In case you hadn’t noticed, social media isn’t going anywhere.
If we throw Facebook’s 1 billion users into a pot with the 175 million tweets per day, add to that the 104 million Pinterest users and flavour with the more than 4 million hours of YouTube video that watched every month, you got quite a stew on.
Now, if you’re looking at video for your corporate website, why on earth wouldn’t you make that marketing tool work double-time for you in a social arena? After all, predictions are such that social video campaign spending will hit the $10 billion per year mark by 2015. Now those are some impressive numbers.
We all know corporations that take their standard video and plunk it in front of your favorite TV episode online to sell cars or shampoo. Same is said for those conventional ads you have to sit through before showing your kids a funny video on your Smartphone. But what if video were more social? What if it were short, relatable and bold? What if consumers (especially your target audience) wanted to watch and share?
A research study by MetrixLab revealed that viewers were 28% more likely to purchase if a video was viewed socially rather than wedged in before Mad Men. Seems 94% of people skip those ads given the chance and 54% of viewers admit to making a habit of it. As opposed to social video which viewers are more likely to recall (both brand messaging and product) and buy.

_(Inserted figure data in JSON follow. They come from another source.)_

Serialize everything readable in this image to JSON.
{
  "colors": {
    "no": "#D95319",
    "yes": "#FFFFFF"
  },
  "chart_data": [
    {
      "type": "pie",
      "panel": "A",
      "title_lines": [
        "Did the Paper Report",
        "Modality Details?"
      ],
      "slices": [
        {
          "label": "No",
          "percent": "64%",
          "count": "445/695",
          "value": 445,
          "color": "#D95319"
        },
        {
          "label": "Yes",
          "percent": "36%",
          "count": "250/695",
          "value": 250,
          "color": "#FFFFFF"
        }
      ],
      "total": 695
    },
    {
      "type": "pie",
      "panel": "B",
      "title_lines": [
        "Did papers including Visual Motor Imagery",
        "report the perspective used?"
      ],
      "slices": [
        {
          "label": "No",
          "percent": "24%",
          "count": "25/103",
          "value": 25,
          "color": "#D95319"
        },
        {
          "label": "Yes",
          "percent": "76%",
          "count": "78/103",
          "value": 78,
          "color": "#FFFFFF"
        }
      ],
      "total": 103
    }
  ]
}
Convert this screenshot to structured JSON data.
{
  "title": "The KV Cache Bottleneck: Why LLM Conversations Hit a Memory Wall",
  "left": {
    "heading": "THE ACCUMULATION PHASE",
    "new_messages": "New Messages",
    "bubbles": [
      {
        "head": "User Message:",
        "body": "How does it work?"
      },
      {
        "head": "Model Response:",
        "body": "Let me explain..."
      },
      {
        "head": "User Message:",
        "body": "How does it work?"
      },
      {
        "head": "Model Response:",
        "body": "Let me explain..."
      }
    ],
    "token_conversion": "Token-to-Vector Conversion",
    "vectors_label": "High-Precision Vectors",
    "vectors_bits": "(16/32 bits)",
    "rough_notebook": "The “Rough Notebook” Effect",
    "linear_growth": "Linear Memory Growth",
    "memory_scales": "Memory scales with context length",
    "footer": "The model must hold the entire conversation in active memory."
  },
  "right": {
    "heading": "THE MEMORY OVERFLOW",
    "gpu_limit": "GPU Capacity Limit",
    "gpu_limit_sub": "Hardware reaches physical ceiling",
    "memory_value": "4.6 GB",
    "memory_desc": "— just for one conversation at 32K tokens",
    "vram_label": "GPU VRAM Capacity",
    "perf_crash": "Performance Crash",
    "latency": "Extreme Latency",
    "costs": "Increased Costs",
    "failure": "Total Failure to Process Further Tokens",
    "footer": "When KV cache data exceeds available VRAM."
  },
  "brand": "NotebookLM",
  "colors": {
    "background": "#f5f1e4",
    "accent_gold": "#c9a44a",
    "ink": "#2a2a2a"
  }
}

Take Nike’s 2013 #CountOnKobe campaign. These are only shoes, right? But here’s a 1:03 minute video that Millenials sought out, shared, repeat watched and swore their allegiance to. The product: Kobe 8 System, the lightest, lowest Nike Basketball shoe to date. The message: After 17 years in the league, Bryant’s drive to dominate and constantly improve his game is part of the world’s natural order. This is the way it was. This is the way it is. This is the way it will be. Count on Kobe. It rolled out on January 17th of this year across all platforms and shoes were sold.
Nike Basketball | Kobe Bryant: #COUNTONKOBE
In A World of Filters
It’s apparent that taking the same old-same old to a mobile app, Facebook or YouTube will no longer work. Not in this brave new world where upwards of 72 hours of video is added to YouTube every minute. Where Facebook’s algorithm only allows a small percentage of your fans to actually see your posts. Where 92% of ads are still served up to desktop computers.
This cannot be a video your teenaged neighbour or your Uncle Jack puts together. That much is sure. Check out the choice words and humour that sell the Dollar Shave Club business launch in its now famous $4,500 video campaign on YouTube. “Shave time. Shave money.” You’ll discover a video that’s highly visual, easily sharable on blogs, social networks as well as social hubs and mobile apps. Viewers will seek it out. As a result, it will reach its target audience and through discovering, watching and sharing, go far beyond.
DollarShaveClub.com – Our Blades Are F***ing Great
Taming the Unpredictable Beast
Now, rumour has it that social video is unpredictable and not easily measurable for ROI. History doesn’t lie. The Jeff Gordon Pepsi video (14th most shared branded video, beating out the Old Spice Guy) is helping in the soda wars where Coke has 61 million Facebook fans to Pepsi’s 9 million. Pepsi’s video campaigns in the past 12 months have achieved 2.32 million shares to Coke’s 606,000. Both stock and sales climbed. And the Monday morning after the 2013 Superbowl, Budweiser’s ‘Brotherhood’ ad had already chalked up 1.5 million shares ranking it #3 (right behind Volkswagen’s “The Force” at 5.5 million and Bud’s own 9/11 ad at 2.3 million).
Branding strategy, emotional connection and promotion all rolled out over social. With Anheuser-Busch sales flagging in the third quarter by 7% (according to MSN), their North American profits (at 1.82 billion) needed some bolstering. Nothing like a viral ad campaign to achieve that end.
So to answer the question, video can and should be social, not just all business.